The Credibility Problem

Richard DeKaser, Chief Economist
NationalCity.com/Economics

Suppose you wanted to build a home on an uninhabited island, but a hurricane could someday wipe you out. If the government had a clear rule that assistance would never be provided, you might abandon the project. The island would likely remain vacant and the government wouldn’t encourage risky, and potentially costly, behavior.


But if the government’s assistance policies were ambiguous, and you knew of homeowners bailed out by the government after natural disaster struck, you might go ahead. If you could persuade a bunch of friends to join you on the island with homes of their own, thereby increasing the odds of a government rescue, you’d be even more inclined to build. And in so doing, your very actions might increase the odds of government assistance.

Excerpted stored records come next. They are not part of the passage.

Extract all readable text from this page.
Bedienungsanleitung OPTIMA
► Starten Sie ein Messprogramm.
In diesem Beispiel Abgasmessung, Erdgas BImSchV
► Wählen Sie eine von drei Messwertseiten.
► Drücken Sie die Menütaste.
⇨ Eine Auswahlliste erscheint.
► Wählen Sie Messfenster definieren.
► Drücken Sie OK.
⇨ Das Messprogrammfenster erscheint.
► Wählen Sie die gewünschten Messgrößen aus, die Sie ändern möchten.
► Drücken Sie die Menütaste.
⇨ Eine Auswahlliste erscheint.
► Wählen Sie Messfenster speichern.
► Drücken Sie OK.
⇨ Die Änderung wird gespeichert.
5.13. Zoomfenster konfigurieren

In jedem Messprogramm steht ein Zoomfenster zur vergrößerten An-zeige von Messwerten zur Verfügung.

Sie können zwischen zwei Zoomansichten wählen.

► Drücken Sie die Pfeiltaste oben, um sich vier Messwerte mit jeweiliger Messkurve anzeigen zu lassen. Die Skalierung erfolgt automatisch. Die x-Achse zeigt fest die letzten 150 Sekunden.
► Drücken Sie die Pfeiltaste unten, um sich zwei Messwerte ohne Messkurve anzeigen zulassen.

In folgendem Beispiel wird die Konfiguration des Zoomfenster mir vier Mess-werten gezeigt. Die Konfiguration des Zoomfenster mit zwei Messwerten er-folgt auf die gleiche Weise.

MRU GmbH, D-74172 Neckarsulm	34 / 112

For analyzing situations like this, Finn Kydland and Edward Prescott received the Nobel Prize in economics in early November 2004. Generally, they recognized that even wise and clear government polices may be challenged when circumstances change, especially if the rest of us understand how our behavior might force such changes.


The true power in their work, however, is the solution to this “credibility problem,” as it’s come to be known. Because even wise and forward-thinking government policy Makers cannot anticipate the behaviors of others, or all future circumstances, everyone tends to be better off when the government emphasizes fixed rules over flexible policy discretion.
This solution is most evident in monetary policy, where central banks have adopted inflation targeting as their simple rule. In the U.S., for example, persistent inflation over 3% is surely met with rising interest rates until enough economic slack reduces price


pressures. The opposite happens when inflation dips toward 1%, or lower. The beauty of this approach is that a clear articulation of the simple rule---backed up with consistent and credible policy actions---actually promotes the desired outcome.


Fiscal policy once had a simple rule, too. Between 1990 and 2002 there was a pay-as-you-go (PAYGO) rule that required new spending programs to be financed with specific revenue increases (e.g. taxes). Conversely, tax cuts had to be matched with spending reductions. Lobbyists knew that pushing for new spending programs or tax cuts would provoke countervailing pressures, so they largely gave up.


Alas, the demise of PAYGO has given way to unrestrained spending increases and tax cuts over the past few years. Given this lack of discipline, don’t you think there ought to be a RULE?